1.[eiser in de hoofdzaak, verweerder in het incident sub 1] ,

wonende te [woonplaats] ,
2.
[eiseres in de hoofdzaak, verweerster in het incident sub 2],
wonende te [woonplaats] ,
eisers in de hoofdzaak,
verweerders in het incident,
advocaat mr. L.J.J. Vondenhoff te Heerlen,
tegen
[gedaagde in de hoofdzaak, eiser in het incident],
wonende te [woonplaats] ,
gedaagde in de hoofdzaak,
eiser in het incident,
advocaat mr. S.J.M. Peters te Valkenburg.
Partijen zullen hierna [eisers in de hoofdzaak, verweerders in het incident] en [gedaagde in de hoofdzaak, eiser in het incident] genoemd worden.

1.De procedure

1.1.
Het verloop van de procedure blijkt uit:
  • de dagvaarding met producties 1 t/m 13,
  • de incidentele conclusie ex artikel 843a Rv,
  • de conclusie van antwoord in het incident.
1.2.
Ten slotte is vonnis bepaald in het incident.

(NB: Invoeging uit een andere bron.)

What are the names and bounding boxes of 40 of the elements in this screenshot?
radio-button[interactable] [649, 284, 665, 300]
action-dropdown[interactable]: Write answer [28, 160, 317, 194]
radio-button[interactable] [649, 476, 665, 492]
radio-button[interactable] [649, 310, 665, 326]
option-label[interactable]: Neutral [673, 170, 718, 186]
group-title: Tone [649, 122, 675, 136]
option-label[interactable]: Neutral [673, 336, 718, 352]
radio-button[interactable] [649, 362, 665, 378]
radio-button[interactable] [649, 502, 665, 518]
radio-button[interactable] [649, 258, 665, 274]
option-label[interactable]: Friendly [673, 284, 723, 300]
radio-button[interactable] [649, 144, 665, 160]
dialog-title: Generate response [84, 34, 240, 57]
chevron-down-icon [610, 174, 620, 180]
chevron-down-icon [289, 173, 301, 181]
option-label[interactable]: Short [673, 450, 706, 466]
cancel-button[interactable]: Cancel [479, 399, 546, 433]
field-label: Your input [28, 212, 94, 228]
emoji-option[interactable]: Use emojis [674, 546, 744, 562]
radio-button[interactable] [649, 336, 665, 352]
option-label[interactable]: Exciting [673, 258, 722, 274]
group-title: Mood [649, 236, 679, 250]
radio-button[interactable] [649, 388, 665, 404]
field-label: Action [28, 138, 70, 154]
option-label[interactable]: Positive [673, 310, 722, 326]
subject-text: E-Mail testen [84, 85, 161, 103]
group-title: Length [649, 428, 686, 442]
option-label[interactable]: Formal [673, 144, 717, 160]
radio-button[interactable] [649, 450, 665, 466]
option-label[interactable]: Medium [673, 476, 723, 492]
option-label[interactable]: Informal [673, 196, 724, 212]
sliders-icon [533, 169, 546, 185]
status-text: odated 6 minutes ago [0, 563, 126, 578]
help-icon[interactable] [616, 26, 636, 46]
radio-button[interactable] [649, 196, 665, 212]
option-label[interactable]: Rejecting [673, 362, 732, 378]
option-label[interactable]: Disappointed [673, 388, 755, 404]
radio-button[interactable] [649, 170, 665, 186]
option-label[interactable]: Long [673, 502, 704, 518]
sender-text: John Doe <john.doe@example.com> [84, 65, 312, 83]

2.De relevante feiten in het incident

2.1.
[eisers in de hoofdzaak, verweerders in het incident] en [gedaagde in de hoofdzaak, eiser in het incident] zijn een overeenkomst van aanneming van werk aangegaan op grond waarvan [gedaagde in de hoofdzaak, eiser in het incident] (renovatie)werkzaamheden zou verrichten aan het toilet op de begane grond, de badkamer op de eerste verdieping en de zolder van de woning van [eisers in de hoofdzaak, verweerders in het incident] voor een totaalbedrag van € 25.250,00 (productie 2 bij dagvaarding). [gedaagde in de hoofdzaak, eiser in het incident] is in oktober 2022 begonnen met de werkzaamheden.
2.2.
Op maandag 13 maart 2023 heeft [gedaagde in de hoofdzaak, eiser in het incident] de eindfactuur (01130323) van de uitgevoerde werkzaamheden aan de zolder en de badkamer aan [eisers in de hoofdzaak, verweerders in het incident] verzonden.
2.3.
Per e-mailbericht van 14 maart 2023 hebben [eisers in de hoofdzaak, verweerders in het incident] aan [gedaagde in de hoofdzaak, eiser in het incident] medegedeeld de betaling van die laatste factuur op te schorten, omdat er volgens hen geen oplevering heeft plaatsgevonden en de factuur naar hun mening onterecht is (productie 6 bij dagvaarding).

3.Het geschil

In de hoofdzaak

3.1.
[eisers in de hoofdzaak, verweerders in het incident] stellen zich op het standpunt dat [gedaagde in de hoofdzaak, eiser in het incident] de overeengekomen werkzaamheden niet heeft voltooid en dat de verrichte werkzaamheden niet voldoen aan de daaraan te stellen eisen. [gedaagde in de hoofdzaak, eiser in het incident] is meermaals de gelegenheid geboden de overeenkomst alsnog na te komen, maar heeft dat nagelaten. [gedaagde in de hoofdzaak, eiser in het incident] verkeert in verzuim. Om die reden vorderen [eisers in de hoofdzaak, verweerders in het incident] dat de rechtbank bij vonnis, uitvoerbaar bij voorraad, [gedaagde in de hoofdzaak, eiser in het incident] veroordeelt
om binnen twee weken na dagtekening van het vonnis in de hoofdzaak aan [eisers in de hoofdzaak, verweerders in het incident] wegens vervangende schadevergoeding te betalen een bedrag van € 39.241,64, te vermeerderen met de wettelijke rente te rekenen vanaf de dag van verzuim tot de dag van volledige betaling,
om binnen twee weken na dagtekening van het vonnis in de hoofdzaak aan [eisers in de hoofdzaak, verweerders in het incident] te betalen de kosten ter vaststelling van de schade en aansprakelijkheid, zijnde een bedrag van € 3.280,92, te vermeerderen met de wettelijke rente vanaf bedoelde termijn voor voldoening tot de dag van volledige betaling,
om binnen twee weken na dagtekening van het vonnis in de hoofdzaak aan [eisers in de hoofdzaak, verweerders in het incident] te betalen de buitengerechtelijke kosten van € 1.200,23, te vermeerderen met de wettelijke rente te rekenen vanaf bedoelde termijn voor voldoening tot aan de dag van volledige betaling,
in de proceskosten en de nakosten, te voldoen binnen veertien dagen na dagtekening van het vonnis in de hoofdzaak, te vermeerderen met de wettelijke rente daarover te rekenen vanaf bedoelde termijn voor voldoening.
In het incident
3.2.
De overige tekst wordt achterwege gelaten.